Well regrets aside, any favorite moments though? Like say you had to put one on your resume.
That’s always hard to say, they’re all my darlings. But I guess it’s The Matrix Morpheus rap. That has made me laugh every single time I’ve watched it, I don’t know why [laughs]. It’s just the stupidest shit where Hannibal dresses as Laurence Fishburne in The Matrix rapping about Morpheus. It’s like, just as stupidest shit ever and it makes die laughing.
I want to shift gears a bit. As a comedian who’s used to giving out shock, in terms of America today, I’m interested in your view of things. Are any of the things you see shocking to you?
Shocking and not. I mean, the history of America has a well-documented history with racism. Anytime there was a little bit of progress in the black community for example, there was also a massive white supremacist backlash. The KKK came only after the slaves were free. And then black people were lynched every single day between 1890 and 1920. Statistically, I think it was a lynching a day for 40 years or something like that. Might even be higher. It’s just the disgusting, horrible, racist history of this country that hundreds of millions of white men cannot stand seeing a black man succeed. That anger is a great motivator for tyranny.
I think the eight years of Obama gave us Trump because we let go, and the middle class was also suffering. They wanted an outsider and the republicans got that, and the left didn’t get their own outsider which was Bernie Sanders because Debbie Wasserman Schultz and the DNC was corrupt. Bernie Sanders realistically won, so in the year of the outsider, the left didn’t have theirs. That fucked everything up. People are sick of the status quos and current system. Since the 70s, we’ve shipped every blue collar job we had overseas for cheap, and children lead labor that we’ve collectively endorsed.

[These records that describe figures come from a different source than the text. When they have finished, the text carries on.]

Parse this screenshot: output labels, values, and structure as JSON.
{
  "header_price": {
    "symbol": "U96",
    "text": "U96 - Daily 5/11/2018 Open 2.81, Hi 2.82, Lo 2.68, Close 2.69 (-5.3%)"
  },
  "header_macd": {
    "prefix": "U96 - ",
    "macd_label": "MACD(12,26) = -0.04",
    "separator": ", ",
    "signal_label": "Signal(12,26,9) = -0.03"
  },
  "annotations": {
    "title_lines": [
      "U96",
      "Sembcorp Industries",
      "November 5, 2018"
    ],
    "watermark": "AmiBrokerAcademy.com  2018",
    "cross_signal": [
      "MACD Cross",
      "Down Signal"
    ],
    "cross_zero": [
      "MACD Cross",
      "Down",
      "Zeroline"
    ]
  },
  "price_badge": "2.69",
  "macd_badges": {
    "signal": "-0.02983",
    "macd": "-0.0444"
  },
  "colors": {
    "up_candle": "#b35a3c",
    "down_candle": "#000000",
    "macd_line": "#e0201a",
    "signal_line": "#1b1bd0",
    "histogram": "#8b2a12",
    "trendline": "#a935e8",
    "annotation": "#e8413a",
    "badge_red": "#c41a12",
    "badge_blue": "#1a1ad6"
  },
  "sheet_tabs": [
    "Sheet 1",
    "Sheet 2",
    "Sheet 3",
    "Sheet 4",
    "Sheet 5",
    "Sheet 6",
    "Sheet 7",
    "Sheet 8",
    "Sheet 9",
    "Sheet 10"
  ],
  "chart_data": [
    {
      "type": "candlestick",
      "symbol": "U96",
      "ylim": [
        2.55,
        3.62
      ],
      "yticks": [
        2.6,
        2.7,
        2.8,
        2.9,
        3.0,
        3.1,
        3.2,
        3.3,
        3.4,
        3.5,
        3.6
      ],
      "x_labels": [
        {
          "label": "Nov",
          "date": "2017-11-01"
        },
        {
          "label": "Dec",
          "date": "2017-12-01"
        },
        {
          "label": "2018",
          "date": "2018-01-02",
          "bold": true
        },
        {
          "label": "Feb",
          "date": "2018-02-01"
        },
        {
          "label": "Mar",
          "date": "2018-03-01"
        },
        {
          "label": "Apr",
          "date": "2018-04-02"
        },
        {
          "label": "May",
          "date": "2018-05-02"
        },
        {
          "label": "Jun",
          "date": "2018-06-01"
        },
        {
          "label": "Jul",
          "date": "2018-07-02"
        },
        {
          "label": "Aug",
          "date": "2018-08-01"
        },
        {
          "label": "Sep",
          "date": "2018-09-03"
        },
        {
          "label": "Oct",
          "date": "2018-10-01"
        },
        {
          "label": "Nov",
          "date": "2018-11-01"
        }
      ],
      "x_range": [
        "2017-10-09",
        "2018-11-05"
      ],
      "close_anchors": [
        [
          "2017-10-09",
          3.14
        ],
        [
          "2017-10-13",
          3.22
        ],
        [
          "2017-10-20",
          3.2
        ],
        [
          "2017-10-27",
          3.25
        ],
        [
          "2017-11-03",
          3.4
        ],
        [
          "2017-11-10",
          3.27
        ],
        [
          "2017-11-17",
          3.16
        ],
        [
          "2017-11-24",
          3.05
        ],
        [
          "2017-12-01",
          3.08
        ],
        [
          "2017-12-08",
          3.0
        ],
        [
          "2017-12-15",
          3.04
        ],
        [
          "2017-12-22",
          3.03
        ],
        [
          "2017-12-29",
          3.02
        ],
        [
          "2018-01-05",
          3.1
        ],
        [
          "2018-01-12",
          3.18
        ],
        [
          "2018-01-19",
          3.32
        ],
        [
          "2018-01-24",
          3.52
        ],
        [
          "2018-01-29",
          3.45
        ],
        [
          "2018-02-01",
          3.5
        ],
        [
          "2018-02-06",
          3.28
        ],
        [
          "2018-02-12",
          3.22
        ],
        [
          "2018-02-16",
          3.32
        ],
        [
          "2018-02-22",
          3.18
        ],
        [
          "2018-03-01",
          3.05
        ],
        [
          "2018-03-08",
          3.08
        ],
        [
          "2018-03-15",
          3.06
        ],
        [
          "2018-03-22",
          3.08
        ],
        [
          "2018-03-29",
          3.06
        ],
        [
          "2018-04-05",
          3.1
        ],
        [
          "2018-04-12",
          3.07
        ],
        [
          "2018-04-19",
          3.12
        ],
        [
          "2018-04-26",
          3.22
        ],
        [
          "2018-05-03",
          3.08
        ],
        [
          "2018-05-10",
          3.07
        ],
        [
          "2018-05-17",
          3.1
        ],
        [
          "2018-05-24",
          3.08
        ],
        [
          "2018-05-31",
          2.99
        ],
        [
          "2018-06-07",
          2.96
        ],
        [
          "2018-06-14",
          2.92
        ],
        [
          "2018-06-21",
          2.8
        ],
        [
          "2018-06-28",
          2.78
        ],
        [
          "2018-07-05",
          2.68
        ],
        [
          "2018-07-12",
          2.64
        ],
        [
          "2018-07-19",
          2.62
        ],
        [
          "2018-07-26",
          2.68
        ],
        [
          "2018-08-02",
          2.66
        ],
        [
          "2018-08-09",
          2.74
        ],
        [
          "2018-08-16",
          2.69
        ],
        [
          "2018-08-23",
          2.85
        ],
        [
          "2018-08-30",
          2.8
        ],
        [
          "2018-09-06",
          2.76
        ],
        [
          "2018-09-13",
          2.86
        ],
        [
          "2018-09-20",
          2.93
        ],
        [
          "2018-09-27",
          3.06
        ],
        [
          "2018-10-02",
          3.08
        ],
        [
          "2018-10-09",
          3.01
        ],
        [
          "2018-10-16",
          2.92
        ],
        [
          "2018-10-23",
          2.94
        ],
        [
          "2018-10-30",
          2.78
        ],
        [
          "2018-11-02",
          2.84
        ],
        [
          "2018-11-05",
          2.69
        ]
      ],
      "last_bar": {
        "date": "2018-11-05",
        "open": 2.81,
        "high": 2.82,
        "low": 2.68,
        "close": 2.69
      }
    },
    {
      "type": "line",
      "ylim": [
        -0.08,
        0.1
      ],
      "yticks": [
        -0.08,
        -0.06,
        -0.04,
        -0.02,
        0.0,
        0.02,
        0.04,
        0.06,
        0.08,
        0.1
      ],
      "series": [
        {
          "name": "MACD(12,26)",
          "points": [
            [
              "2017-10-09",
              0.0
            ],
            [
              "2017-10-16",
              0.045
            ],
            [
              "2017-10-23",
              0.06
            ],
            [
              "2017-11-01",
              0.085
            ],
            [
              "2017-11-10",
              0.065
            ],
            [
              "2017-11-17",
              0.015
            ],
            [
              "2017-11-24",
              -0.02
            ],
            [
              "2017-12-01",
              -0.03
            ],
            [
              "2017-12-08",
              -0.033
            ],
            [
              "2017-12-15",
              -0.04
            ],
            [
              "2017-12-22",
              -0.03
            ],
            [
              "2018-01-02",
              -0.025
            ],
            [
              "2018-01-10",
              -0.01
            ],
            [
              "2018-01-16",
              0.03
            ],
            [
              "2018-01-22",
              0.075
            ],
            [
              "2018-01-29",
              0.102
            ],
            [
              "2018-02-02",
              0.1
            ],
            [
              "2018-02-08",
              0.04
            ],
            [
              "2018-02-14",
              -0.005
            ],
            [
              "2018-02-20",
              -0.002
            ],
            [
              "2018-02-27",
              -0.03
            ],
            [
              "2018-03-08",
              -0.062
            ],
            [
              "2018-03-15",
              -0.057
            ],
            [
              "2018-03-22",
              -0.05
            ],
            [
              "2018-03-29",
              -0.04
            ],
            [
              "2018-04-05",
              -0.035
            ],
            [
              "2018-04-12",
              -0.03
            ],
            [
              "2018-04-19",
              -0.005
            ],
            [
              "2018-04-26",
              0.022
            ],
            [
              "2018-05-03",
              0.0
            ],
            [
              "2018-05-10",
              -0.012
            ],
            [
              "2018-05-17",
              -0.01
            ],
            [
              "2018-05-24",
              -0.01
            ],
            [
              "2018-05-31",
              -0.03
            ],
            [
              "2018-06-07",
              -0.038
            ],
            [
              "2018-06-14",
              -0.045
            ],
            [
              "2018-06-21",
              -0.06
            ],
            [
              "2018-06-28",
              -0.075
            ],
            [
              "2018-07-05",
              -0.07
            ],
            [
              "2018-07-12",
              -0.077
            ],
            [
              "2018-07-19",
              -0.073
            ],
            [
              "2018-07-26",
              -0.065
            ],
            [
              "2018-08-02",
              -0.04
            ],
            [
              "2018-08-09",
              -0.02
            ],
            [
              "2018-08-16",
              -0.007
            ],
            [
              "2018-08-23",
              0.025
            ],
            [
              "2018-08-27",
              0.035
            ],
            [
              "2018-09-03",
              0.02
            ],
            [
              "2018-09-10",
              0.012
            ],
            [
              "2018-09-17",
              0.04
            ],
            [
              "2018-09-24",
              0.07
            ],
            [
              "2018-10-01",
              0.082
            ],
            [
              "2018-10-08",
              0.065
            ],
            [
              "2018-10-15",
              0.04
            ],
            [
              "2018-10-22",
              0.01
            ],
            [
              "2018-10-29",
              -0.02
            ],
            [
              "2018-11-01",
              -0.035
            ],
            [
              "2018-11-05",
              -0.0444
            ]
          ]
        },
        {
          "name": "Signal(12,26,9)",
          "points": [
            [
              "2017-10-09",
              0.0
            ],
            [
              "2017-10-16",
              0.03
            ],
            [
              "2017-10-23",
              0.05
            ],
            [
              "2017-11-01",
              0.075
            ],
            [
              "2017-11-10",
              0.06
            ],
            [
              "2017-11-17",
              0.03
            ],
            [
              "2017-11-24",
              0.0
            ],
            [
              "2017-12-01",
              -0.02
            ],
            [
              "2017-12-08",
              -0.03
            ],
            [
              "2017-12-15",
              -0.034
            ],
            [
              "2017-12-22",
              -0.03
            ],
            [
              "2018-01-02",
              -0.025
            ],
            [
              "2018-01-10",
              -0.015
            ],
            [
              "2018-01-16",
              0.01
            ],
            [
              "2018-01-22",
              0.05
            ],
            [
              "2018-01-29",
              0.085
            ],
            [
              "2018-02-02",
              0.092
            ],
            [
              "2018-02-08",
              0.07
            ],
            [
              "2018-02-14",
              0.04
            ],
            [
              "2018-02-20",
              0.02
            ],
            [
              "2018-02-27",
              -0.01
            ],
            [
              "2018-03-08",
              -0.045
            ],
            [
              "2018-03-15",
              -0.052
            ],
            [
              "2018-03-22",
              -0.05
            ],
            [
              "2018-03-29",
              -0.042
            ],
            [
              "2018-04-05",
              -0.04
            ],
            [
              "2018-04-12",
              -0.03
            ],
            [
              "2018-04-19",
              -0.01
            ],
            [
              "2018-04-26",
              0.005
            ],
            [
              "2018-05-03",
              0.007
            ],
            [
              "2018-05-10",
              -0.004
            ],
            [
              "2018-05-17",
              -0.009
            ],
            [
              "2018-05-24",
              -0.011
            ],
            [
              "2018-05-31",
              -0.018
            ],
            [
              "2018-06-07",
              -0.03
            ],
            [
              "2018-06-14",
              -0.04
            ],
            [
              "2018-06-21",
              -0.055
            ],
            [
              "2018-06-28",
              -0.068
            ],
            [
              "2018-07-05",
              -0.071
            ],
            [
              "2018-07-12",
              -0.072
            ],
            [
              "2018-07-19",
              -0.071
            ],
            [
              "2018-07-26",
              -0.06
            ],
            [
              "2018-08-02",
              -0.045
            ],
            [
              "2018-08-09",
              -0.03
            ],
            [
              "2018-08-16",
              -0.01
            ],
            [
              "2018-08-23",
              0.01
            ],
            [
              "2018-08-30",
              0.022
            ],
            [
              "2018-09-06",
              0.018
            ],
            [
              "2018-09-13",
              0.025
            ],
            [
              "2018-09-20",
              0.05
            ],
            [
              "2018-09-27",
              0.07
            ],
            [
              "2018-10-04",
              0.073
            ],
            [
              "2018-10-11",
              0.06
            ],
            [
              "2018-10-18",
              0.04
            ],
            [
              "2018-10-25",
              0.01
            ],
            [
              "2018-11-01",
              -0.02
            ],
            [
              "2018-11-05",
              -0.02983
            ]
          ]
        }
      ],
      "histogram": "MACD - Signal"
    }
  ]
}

I had to ask because I spoke to another comedian who once said that it’s more difficult to be comedically shocking today. Especially with all that’s going on in North America.
In the case of comedy, from my perspective, good comedy has always been what it’s always been, therapy. It’s a way to process and cope with tragedy. It’s also a way to distort the truth, and add absurdity to the truth. As shit happens, yeah, it’s shocking. We’re living in a world of clickbait, social media, and we’re in a hyperbolic reactionary state of victimhood. The news that we have is hyper partisan, and it’s more difficult to get unbiased information. There’s very little true journalism in the grand scheme of things, and I think the America that existed the day before Trump was elected isn’t vastly different from the America that exists the day after he was elected.